Opinion: Community foundations play vital role in addressing real issues

 Community foundations fund front-line efforts like an outreach team in Providence, R.I., that works to connect homeless people in the city to critical social services. Photo courtesy of the Rhode Island Foundation. 

Community foundations fund front-line efforts like an outreach team in Providence, R.I., that works to connect homeless people in the city to critical social services. Photo courtesy of the Rhode Island Foundation. 

Note: Christian Braemer is the co-founder & CEO of Benefunder. This piece originally appeared in Benefunder's newsletter and has been republished with his permission. 

By Christian Braemer

Community foundations have recently been characterized by the press as schemes the wealthy use to shelter funds and avoid taxes. Some of these stories have even called out well-known entrepreneurs turned philanthropists like GoPro founder Nick Woodman and Facebook's Mark Zuckerberg in their critiques of the largest community foundation in the heart of Silicon Valley. 

Most claim community foundations don't do enough to distribute to local charities and offer little access or information on donors.

But do these critics have all the facts?

Because Benefunder works with community foundations, donor advised fund (DAF) administrators, and private foundations to deploy their resources more effectively to research and innovation, we thought it was important to set the record straight.

First, it's critical to understand what community foundations are -- and what they are not. They play multiple roles, one as a foundation with a location based charity to support their defined mission, second as a supporting organization for local foundations, and third as a DAF administrator. These roles are often conflated, but it is important to distinguish them.

Community foundations were originally created as a way to support charitable issues facing the local communities -- like homelessness, clean water, hunger etc. -- and to consolidate the operations of local private foundations and public charities. They convene, influence, mobilize, and execute in a way other funding sources cannot. 

They have prominent boards and concentration of charitable assets, they manage back office operations for local non-profits and tend to have their finger on the pulse of what's happening in the community and can often identify and react to problems before they become catastrophic. 

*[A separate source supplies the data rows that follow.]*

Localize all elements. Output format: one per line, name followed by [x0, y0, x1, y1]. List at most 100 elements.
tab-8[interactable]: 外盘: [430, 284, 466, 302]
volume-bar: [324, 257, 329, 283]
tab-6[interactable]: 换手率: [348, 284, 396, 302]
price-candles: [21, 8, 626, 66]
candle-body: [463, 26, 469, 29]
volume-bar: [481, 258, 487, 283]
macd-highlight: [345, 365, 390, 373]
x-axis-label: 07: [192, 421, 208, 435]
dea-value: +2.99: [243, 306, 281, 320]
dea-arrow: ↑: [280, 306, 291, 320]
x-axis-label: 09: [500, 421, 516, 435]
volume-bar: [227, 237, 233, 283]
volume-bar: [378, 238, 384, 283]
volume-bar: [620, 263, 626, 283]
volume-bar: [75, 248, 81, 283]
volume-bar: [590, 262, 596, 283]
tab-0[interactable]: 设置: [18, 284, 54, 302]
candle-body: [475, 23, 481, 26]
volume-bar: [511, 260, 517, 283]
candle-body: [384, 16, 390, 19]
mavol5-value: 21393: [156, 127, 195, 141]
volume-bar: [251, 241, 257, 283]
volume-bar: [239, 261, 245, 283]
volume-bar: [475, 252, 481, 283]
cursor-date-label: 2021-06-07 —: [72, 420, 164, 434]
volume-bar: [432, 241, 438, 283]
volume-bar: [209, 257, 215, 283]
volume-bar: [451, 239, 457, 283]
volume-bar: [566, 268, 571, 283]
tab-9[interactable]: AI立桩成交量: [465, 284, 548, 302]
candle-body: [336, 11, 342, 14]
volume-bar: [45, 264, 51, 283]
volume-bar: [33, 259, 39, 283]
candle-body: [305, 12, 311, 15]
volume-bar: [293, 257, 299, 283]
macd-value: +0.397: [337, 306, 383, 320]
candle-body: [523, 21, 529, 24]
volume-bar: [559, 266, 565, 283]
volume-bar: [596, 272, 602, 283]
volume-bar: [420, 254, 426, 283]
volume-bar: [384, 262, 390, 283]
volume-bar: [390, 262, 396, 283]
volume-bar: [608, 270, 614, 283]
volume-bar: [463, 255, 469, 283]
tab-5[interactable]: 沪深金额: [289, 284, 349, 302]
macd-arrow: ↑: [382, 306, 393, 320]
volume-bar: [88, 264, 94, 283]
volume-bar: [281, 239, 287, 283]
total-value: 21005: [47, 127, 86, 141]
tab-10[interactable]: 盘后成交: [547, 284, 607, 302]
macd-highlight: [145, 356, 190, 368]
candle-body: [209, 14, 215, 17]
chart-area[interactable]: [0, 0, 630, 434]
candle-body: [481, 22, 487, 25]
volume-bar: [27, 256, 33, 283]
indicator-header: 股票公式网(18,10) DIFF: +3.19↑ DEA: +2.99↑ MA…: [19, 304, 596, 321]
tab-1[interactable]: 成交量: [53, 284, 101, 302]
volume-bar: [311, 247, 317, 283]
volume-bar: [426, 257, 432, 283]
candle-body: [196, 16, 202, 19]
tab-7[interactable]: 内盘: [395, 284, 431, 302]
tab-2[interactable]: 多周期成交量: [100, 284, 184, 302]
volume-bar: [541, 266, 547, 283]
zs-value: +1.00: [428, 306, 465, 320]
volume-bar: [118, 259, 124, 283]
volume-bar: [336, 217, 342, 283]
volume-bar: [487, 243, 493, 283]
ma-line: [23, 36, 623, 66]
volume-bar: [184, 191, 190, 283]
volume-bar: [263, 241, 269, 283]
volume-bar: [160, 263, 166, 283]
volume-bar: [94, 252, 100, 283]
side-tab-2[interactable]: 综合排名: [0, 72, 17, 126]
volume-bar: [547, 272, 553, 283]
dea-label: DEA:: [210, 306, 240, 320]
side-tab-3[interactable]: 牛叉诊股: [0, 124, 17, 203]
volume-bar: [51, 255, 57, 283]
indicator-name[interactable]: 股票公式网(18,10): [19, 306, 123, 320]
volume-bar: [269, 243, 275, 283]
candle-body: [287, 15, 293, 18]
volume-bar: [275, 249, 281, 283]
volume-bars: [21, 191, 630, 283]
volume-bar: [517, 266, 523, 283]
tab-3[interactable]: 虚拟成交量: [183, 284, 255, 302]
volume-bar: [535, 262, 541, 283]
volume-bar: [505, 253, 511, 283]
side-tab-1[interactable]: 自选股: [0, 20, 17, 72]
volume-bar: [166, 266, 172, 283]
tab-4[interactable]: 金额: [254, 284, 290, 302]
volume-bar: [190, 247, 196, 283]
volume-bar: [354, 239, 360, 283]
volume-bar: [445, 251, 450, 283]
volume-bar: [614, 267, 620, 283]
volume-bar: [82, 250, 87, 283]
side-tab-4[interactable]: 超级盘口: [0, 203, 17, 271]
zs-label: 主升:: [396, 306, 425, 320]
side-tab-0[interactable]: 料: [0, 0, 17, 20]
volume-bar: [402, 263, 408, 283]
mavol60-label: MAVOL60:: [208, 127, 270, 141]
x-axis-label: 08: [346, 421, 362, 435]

This aspect has been overlooked in the recent articles, but it is a critical role in serving their local stakeholders: Global philanthropy expert Kris Putnam-Walkerly says Community Foundations are the best way to donate to, and make an impact, on disaster relief.

DAFs came along later and are akin to an outsourced private foundation, a tax deductible account that allows the donor to give over time without all the HR and audit risk of a private foundation. They are inexpensive to set up and provide lots of convenience to the donor, including the ability to give anonymously, not to mention the support and services associated with effective giving.  

A few key trade offs in using a DAF vs. a private foundation is that while the donor gets the full benefit of a charitable donation at the time of contributing to the account, they give up control of the assets to the administrator in exchange for the ability to recommend distributions.

These charitable accounts have become so popular, that they now represent the majority of community foundation assets. While they may technically belong to the foundation, they are directed by the individual donors.

The fallacies in these recent articles are that community foundations don't do enough to deploy their assets in the local community and that DAF holders are getting all the benefit and not distributing enough. 

The reality is DAFs distribute at 3-4 times the rate of the average private foundation, none of which is directed by the community foundation. Also, there is no way for these reporters to know if or how much these individual donors have or have not given.

But generally, it's easy to follow the money. In 2013 the Silicon Valley Community Foundation was recognized as both the largest single grant-maker to San Francisco Bay area nonprofit organizations and the largest international grant-maker among Community Foundations. They continue to push initiatives locally, nationally and globally today.

While it is true that there are tax benefits to philanthropy, those benefits in no way diminish the work that Community Foundations do. Work like The Big Lift, an effort to improve the literacy of grade-school age children in San Mateo County, or The Silicon Valley Regional Fund, which aims to expand housing and transportation strategies that link local nonprofit service organizations. 

The manner in which community foundations provide for their communities makes them legally accountable to that community, and while they are not required to grant funds in accordance with the exact wishes of their donors, they are required to maintain privacy for their donors.

The point is, any program can be abused by unethical individuals, but the work community foundations do makes them worth keeping around. Their structure is what allows them to do what they do best. For example, if a community foundation is required to distribute funds that are currently unrestricted, there will be none to respond to a community's emergent and unexpected needs, which is where community foundations are often most invaluable.